Information Age: News, analysis & insight for IT & business leaders

Headline-grabbing security breaches have always been a good opportunity for vendors to get a bit of free advertising. News of security flaws on online banking sites Cahoot and Morgan Stanley was soon leapt upon by RSA Security, who said that forcing customers to use "strong, two-factor authentication" was the only responsible recourse for financial institutions.

One 'responsible' European bank is Credit Suisse, which made RSA's SecurID tokens - key rings which generate a new pass number every minute - mandatory for its customers in 1997. But nearly eight years on, that has not become a standard security practice; few banks have followed suit.

Meanwhile, a 2004 MORI poll, commissioned by RSA, found six million people in the UK are too worried by security threats to use online banks. Solving the problem, says RSA CEO Art Coviello, is an urgent challenge: "Information security is the engine of confidence in the Internet." Strong authentication has the potential to be the tipping point for ecommerce.

But the thrust of this message from RSA has changed little since launching SecurID over 20 years ago. Instead of just preaching to companies, RSA is now trying to take its message to end users. A deal with AOL, using branded SecurID tokens, marks the first large consumer roll-out of two-factor authentication. RSA hopes its deal with Microsoft to integrate SecurID authentication into Windows is of similar significance at the enterprise level.

The goal for RSA is for groups of organisations to "share" mutual customers' login details through identity federation. Although Credit Suisse failed to start an authentication craze, RSA hopes that it will succeed in doing that this time round by seeding the market at the broader base of Windows and AOL users.

Over time, it sees these initial agreements with third parties extending to industry-based 'communities of interest'. "We need to keep building until we reach critical mass," says Coviello. He cites the universal acceptance of credit and cash cards as proof that such a goal is attainable. An upcoming deal with a major online marketplace adds weight to his claims - although some issues remain over which federated partner will be liable if a breach occurs, and over who will pay for all these authentication tokens.

But while RSA leads the strong authentication market, it lags behind Novell and IBM in identity and access management. "It has yet to show significant and sustained growth in the ClearTrust [web access management] product line to compete with the leaders," say Gartner analysts, who position RSA as a 'visionary' but not a 'leader' in their Magic Quadrant for this market. RSA will need to strengthen its position if it is to profit from the new authenticated world it predicts is arriving. Its strong association with SecurID may be a hindrance here - its reputation confining it to technical, rather than managerial, decision-makers.

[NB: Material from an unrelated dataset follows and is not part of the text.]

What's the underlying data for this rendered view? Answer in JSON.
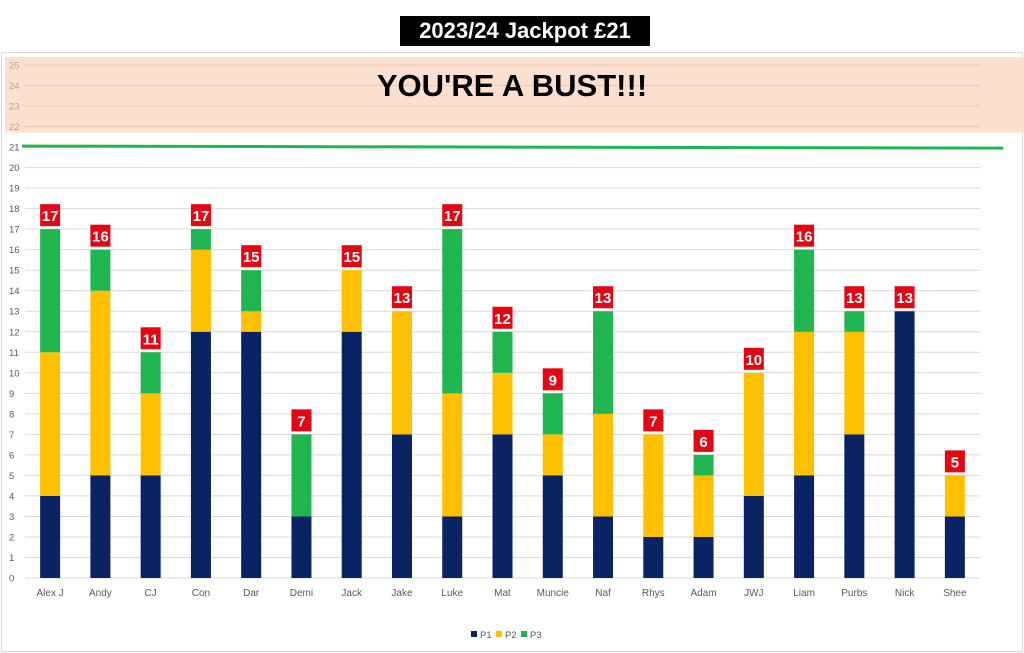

Security analyst Tom Scholtz of Meta Group says digital identity is the "cornerstone" around which federated communities are built. This, combined with a loyal user base, leaves RSA in a strong position. While the technology underpinning authentication is solid, adds Scholtz, its capabilities to manage the new relationships that authentication will allow are less proven.

So this opportunity is still open. But RSA needs to establish itself before its rivals get their act together. Computer Associates' (CA) purchase of Netegrity was a wake-up call. RSA - along with its rivals - will see short-term benefits while CA digests Netegrity, say Forrester analysts. But CA's purchase will not be the identity management industry's last: Oracle and SAP are soon expected to buy their way into the market, adding to the competition.